House Bill 5 could cost Salem money
By MARY ANN GREIER
SALEM – State Rep. Nick Barborak, D-Lisbon, urged city officials to let their feelings be known about a proposed income tax centralization bill that one city official said could cost the city an estimated $300,000 per year in tax receipts.
Barborak attended the Finance Committee of city council meeting Monday night at the invitation of Council President Mickey Cope Weaver. One of the topics on the agenda was House Bill 5, a topic that’s been discussed in previous meetings of both the Finance Committee and City Council.
As it stands now, city Income Tax Administrator Fred Pamer said the bill would take away local control of the income tax and give it to the state. The city relies heavily on the city’s 1 percent income tax receipts to pay for city operations.
Pamer said other cities are passing resolutions against H.B. 5 and gave the committee samples of resolutions from other cities. He said one key component that would hurt the city is a section dealing with net operating loss carry forward, which would allow a business to carry a loss over more than one year. The city does not allow it and the provision is calling for a net operating loss carry forward of five years.
Pamer estimated that alone would cost the city $250,000 to $300,000 per year in tax receipts.
City Auditor Betty Brothers said another change could also cost the city income, with the proposal lengthening the amount of time an out-of-towner can work in the city without having income taxes withheld. The current rule is 12 days and if a worker goes longer than that, the withholding begins from day one. The proposal extends the time period to 20 days and withholding would not begin until the 21st day.
Pamer said the argument has been that more uniformity is needed, but he said a bill was already put in place in 2003 which addressed uniformity, noting that the city now accepts any tax form.
He told committee members the city is stuck because if the city loses those tax receipts, they can’t be made up by raising the tax, which is at 1 percent. An income tax must be voted on by citizens and a previous attempt to increase the amount was voted down. The city also tried to reduce the tax credit citizens can use for what they pay elsewhere, known as reciprocity, and citizens placed an issue on the ballot to keep the credit at 1 percent.
Barborak said he’s met with both proponents and opponents of the legislation, noting the business community, Chambers of Commerce and Bar Association all claim the income tax code is harmful to business and claim the legislation is revenue-neutral, which he said isn’t necessarily the case in its present form.
Barborak said he’s been told there likely will be compromise in the end. He said it helps to hear from the communities on where they stand. In its present form, with other cuts to communities already through the Local Government Fund, he said this could be a detriment to the finances of some communities.
When asked by Finance Committee Chairman Councilman K. Bret Apple about where he stands on the issue, Barborak said he’s going to keep an open mind and listen to both sides.

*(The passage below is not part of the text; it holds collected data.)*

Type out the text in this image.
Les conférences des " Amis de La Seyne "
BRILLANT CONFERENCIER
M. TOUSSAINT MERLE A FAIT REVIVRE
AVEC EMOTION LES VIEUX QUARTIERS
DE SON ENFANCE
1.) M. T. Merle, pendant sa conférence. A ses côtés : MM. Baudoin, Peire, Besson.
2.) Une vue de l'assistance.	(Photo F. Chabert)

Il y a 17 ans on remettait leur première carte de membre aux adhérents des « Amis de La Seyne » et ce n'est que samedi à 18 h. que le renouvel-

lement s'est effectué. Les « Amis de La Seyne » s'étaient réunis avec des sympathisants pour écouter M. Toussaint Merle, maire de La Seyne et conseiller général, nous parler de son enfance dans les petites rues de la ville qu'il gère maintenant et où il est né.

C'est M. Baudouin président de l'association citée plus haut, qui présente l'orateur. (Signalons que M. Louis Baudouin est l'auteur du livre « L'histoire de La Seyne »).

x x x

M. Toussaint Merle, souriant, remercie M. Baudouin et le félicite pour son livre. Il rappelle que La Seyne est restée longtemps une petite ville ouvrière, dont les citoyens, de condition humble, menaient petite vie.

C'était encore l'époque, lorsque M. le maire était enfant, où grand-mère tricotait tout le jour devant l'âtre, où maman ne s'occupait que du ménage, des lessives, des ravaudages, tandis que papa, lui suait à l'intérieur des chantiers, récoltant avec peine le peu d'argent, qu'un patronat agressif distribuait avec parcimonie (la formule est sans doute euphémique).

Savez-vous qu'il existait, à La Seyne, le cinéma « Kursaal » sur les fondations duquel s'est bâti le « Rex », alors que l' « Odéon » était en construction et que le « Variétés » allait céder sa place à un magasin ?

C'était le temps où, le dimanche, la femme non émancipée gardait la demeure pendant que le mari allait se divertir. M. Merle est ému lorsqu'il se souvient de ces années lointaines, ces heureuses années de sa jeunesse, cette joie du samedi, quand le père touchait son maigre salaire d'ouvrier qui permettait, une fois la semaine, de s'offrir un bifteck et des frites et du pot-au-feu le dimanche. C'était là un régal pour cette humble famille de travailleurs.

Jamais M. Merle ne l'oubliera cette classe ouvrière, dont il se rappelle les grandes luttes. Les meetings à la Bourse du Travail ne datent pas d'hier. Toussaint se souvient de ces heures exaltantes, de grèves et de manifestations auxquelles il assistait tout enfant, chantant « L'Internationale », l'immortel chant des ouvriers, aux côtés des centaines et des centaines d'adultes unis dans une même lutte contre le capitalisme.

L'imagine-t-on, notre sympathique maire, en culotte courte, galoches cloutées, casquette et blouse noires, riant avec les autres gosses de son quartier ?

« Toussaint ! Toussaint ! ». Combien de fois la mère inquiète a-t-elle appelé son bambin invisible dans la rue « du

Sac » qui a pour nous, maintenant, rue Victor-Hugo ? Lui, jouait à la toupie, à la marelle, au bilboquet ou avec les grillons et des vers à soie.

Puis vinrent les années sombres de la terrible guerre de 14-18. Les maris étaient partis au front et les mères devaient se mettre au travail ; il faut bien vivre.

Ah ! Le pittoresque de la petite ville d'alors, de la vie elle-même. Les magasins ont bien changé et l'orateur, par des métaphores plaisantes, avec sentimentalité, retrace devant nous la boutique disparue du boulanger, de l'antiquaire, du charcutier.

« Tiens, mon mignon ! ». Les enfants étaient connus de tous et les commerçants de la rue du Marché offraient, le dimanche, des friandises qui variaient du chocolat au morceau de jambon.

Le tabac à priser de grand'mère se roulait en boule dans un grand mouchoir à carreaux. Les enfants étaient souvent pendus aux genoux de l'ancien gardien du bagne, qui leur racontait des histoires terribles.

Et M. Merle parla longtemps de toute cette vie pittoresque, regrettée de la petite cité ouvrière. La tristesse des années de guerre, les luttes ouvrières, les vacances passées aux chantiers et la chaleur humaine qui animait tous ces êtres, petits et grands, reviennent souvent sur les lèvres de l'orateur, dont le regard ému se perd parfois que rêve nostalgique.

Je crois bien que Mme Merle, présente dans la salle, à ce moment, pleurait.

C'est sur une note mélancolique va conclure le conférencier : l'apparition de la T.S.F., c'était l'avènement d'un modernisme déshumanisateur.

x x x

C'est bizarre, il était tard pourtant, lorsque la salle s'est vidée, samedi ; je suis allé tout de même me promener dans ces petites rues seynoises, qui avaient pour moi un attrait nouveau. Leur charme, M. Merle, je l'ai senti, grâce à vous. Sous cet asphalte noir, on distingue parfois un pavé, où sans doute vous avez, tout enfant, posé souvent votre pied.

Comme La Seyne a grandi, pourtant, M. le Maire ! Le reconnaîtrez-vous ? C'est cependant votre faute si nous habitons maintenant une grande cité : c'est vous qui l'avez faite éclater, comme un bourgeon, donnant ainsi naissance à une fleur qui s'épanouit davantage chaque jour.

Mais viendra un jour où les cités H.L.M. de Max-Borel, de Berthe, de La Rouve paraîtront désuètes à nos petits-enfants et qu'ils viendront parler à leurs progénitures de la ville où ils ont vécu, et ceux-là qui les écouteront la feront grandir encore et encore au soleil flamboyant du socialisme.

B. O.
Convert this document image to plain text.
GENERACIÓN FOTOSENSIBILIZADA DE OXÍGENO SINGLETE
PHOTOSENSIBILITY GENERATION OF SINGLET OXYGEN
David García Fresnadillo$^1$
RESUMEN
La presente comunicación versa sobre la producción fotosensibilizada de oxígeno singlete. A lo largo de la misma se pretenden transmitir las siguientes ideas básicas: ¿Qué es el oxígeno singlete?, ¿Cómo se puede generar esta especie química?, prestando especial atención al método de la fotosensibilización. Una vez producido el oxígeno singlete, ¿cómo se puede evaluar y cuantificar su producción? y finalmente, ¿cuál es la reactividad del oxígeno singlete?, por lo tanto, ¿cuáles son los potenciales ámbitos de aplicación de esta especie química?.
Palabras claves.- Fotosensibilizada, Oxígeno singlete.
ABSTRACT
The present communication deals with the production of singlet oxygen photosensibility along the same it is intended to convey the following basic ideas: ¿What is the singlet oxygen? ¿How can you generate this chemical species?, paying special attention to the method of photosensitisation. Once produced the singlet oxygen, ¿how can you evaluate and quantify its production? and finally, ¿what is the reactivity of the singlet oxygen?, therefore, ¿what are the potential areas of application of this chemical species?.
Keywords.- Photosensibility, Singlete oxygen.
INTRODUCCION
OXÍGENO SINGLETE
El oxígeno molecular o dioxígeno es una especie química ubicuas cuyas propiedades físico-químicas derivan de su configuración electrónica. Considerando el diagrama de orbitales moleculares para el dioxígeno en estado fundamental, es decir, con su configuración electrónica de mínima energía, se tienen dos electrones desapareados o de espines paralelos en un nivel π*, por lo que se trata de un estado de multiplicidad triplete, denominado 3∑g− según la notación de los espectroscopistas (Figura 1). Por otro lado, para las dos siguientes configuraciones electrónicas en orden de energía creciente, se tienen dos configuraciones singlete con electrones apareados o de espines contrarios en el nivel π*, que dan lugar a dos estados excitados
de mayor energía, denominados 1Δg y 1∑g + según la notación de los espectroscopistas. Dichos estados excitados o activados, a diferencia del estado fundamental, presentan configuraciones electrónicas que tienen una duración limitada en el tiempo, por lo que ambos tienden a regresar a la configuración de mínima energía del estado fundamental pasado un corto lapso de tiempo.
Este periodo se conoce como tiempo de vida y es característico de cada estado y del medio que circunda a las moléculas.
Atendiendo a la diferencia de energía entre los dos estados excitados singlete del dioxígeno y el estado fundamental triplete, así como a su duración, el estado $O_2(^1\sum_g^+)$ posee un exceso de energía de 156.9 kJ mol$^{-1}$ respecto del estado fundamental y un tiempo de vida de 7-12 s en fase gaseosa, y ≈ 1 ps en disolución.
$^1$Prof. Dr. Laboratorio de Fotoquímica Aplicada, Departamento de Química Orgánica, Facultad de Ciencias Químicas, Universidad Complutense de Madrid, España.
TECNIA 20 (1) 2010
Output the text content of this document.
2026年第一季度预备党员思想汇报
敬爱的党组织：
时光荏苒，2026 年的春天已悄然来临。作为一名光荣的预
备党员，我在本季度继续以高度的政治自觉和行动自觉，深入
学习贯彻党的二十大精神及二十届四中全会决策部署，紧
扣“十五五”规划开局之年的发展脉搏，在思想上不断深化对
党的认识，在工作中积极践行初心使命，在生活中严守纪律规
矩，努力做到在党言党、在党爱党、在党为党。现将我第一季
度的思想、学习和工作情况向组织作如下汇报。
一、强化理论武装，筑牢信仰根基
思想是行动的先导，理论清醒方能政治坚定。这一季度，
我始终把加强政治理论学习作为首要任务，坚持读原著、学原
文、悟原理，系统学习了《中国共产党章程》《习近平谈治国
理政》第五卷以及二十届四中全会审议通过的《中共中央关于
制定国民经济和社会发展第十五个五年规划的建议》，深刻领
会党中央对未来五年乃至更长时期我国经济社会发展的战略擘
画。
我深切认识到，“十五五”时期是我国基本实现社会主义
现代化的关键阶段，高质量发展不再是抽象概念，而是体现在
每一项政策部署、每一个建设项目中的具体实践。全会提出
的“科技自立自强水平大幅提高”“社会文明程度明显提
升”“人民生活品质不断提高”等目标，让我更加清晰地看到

As it is now, he said he’s not happy with the bill, but he wants to see the final version and he’s hoping there will be some consensus to satisfy both sides.
In other business, the committee again discussed the idea of a citywide cleanup, with former councilwoman Mary Lou Popa saying the city needs the cleanup and the citizens deserve it. She said other communities do leaf pickup and provide bags to residents and some cities pay for garbage pickup and do cleanups. She questioned what the city does extra for city residents.
Apple took exception to the idea that the city doesn’t do anything for the city residents, noting that a lot of cities have a larger income tax rate than Salem’s 1 percent, giving them more income to do some of those extras. He said he’s not going to rush to do a cleanup, saying he would want to know how much a dropoff event could cost if they follow that idea to have residents drop items off like the recent dropoff event held in the municipal lot near Timberlanes.
Popa, who’s been stressing the need for a curbside event, said not all residents have pickup trucks. She also questioned what could be dropped off and noted that in past years when there was a cleanup, she estimated 30 percent got picked up by other residents who scoured the city looking at everybody else’s stuff.
Apple said that during a previous meeting, Councilman Brian Whitehill, another member of the committee, suggested that community groups could volunteer to help people transport their items to the dropoff event. Whitehill said his feeling was that it should be a community event, but he also said he didn’t feel it was a right of citizens to have a cleanup. He said the question is whether he wants to spend city money on something people should be taking care of themselves.
He repeated his previous comment about having a picker weekend where people put stuff out and other people could pick through it. He also commented that a lot of people live in filth and will continue to live in filth whether there’s a cleanup or not.
Popa commented that it didn’t sound like they were saying the money wasn’t there to do a cleanup. Apple said that would be a fair statement, but he also said if they did everything the administration wanted them to do, then there probably would not be enough money for everything.
Councilman Clyde Brown said he would like to see it happen if the money’s available, but he said it will come down to the money. Weaver also said she would like to see something done, especially for those residents who don’t have a means to get rid of some items or to drop items off.